Natal é uma data épica. Ou lírica, se pensamos nos solitários e nos memoriosos de infâncias.

Na falta de imaginar um “como se”, pensei em um poema de muitas estrofes, em que coubessem pessoas queridas e presentes, árvores verdejantes e multicoloridos enfeites, um montão de comida – para ser jogada, talvez, no lixo, por excesso de calorias: ai, os famintos, nem migalhas herdarão. Ah, mas haveria contenção métrica, metáforas deslumbrantes e um par de estrofes de tirar o fôlego dos leitores.

O poema, contudo, travou no oitavo corte de um verso decassílabo: o repertório léxico não se deu o humano prazer de solidarizar-se com a poeta buscadora e perdida e abandonou-a no dátilo incompleto.
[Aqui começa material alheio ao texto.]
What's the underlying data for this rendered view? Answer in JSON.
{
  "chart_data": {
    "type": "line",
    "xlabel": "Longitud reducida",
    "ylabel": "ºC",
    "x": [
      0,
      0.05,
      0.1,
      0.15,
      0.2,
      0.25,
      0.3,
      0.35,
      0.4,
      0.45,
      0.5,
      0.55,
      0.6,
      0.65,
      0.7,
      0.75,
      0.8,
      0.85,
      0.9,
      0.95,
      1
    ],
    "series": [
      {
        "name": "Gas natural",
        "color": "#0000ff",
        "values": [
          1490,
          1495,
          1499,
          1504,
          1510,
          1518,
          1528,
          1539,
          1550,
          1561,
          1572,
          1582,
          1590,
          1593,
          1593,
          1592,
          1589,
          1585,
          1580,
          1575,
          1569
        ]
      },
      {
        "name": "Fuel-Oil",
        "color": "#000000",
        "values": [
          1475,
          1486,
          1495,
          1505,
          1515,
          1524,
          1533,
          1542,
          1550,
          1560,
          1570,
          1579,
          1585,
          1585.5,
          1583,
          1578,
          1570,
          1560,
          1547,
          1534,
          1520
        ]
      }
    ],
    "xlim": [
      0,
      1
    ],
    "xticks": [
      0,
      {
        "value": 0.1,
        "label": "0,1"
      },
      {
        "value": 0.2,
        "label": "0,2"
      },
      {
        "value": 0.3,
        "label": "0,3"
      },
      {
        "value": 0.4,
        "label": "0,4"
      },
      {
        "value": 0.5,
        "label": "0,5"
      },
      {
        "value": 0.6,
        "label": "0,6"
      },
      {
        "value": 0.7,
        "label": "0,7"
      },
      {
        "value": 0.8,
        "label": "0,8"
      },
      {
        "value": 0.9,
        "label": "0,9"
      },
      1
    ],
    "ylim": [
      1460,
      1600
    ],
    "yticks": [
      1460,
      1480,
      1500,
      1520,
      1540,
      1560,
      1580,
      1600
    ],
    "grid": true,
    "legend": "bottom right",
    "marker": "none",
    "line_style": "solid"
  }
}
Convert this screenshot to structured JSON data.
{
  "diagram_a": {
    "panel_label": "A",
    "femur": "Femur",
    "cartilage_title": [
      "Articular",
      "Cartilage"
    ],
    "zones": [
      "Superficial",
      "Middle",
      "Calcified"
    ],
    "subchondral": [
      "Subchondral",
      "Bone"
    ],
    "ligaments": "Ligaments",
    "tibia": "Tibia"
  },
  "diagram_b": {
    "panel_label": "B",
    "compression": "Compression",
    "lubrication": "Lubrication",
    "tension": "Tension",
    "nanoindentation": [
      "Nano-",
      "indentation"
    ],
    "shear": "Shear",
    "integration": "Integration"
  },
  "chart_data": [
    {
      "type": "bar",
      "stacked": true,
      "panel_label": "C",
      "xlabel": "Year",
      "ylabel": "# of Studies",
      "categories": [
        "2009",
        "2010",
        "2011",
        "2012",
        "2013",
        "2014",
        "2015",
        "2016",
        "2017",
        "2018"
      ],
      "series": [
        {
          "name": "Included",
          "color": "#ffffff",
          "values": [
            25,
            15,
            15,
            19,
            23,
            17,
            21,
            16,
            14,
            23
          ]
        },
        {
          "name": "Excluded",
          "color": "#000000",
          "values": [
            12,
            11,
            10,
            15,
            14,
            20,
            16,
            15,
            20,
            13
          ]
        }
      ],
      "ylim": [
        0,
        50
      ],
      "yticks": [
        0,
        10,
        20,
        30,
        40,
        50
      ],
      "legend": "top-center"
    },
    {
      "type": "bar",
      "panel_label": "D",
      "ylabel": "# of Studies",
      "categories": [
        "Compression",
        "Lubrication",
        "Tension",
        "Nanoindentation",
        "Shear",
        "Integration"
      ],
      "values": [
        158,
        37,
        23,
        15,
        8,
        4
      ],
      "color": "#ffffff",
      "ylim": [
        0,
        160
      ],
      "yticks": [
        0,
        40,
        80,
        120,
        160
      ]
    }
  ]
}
Quem sabe uma crônica? Esse gênero tão incompreendido e que parece um “mafuá de malungo” (grata, Bandeira, pela generosa permissão do meu roubo titular!). Nessa feira de ofertas desencontradas, enfiam-se estilos, narrativas tortas, pretensiosos escritos que semeiam a discórdia teórica e colhem os ventos das liberdades sem eira nem beira.

Assim, fiz chover uma narrativa em primeira pessoa, amorosamente bordada de memórias infantis de natais felizes e infelizes, com o objetivo de emocionar os leitores adultos de hoje, que juntariam às minhas as suas lembranças de natais para rir, chorar copiosamente ou sorrir amarelo em razão da lembrança de uma agressiva vergonha pessoal.

Já a vergonha alheia me lembrou de escrever uma antologia de piadas natalinas para serem contadas à mesa do banquete substitutivo da Missa do Galo. Anedotas provocadoras de explosões de farofas e pernis e perus renascidos depois da combustão. Seriam piadas castas em respeito à data festiva de um nascimento de renovação e confirmação de contratos religiosos.

Também deixei de lado: há uma face moralizadora em todo piadista de plantão.

Quem sabe uma página em formato de diário, em que pessoas reais vivem momentos imaginários, coloridos pela pátina de uma falsa escrita antiga dos tempos do eu-criança. Um diário permitiria narrativas, as homenagens aos vivos e às novas estrelas em outros céus, as correções da realidade trágica de natais coloridos pelo vermelho dos sofrimentos censurados e até mesmo as mentiras contadas às crianças, crentes em falsos doadores dos presentes desejados. Uma página de um diário de boas intenções, de pessoas dadivosas, de manjares de mel e ambrosia, de noites em comunhão, de desejos formais de futuro abundante em prêmios e paz.

Nem para diário natalino as teclas do computador se mostram buliçosas e operárias. Os dedos supreendentemente ficam pousados inertes sobre letras incapazes de se combinarem em uma frase com um mínimo de coerência.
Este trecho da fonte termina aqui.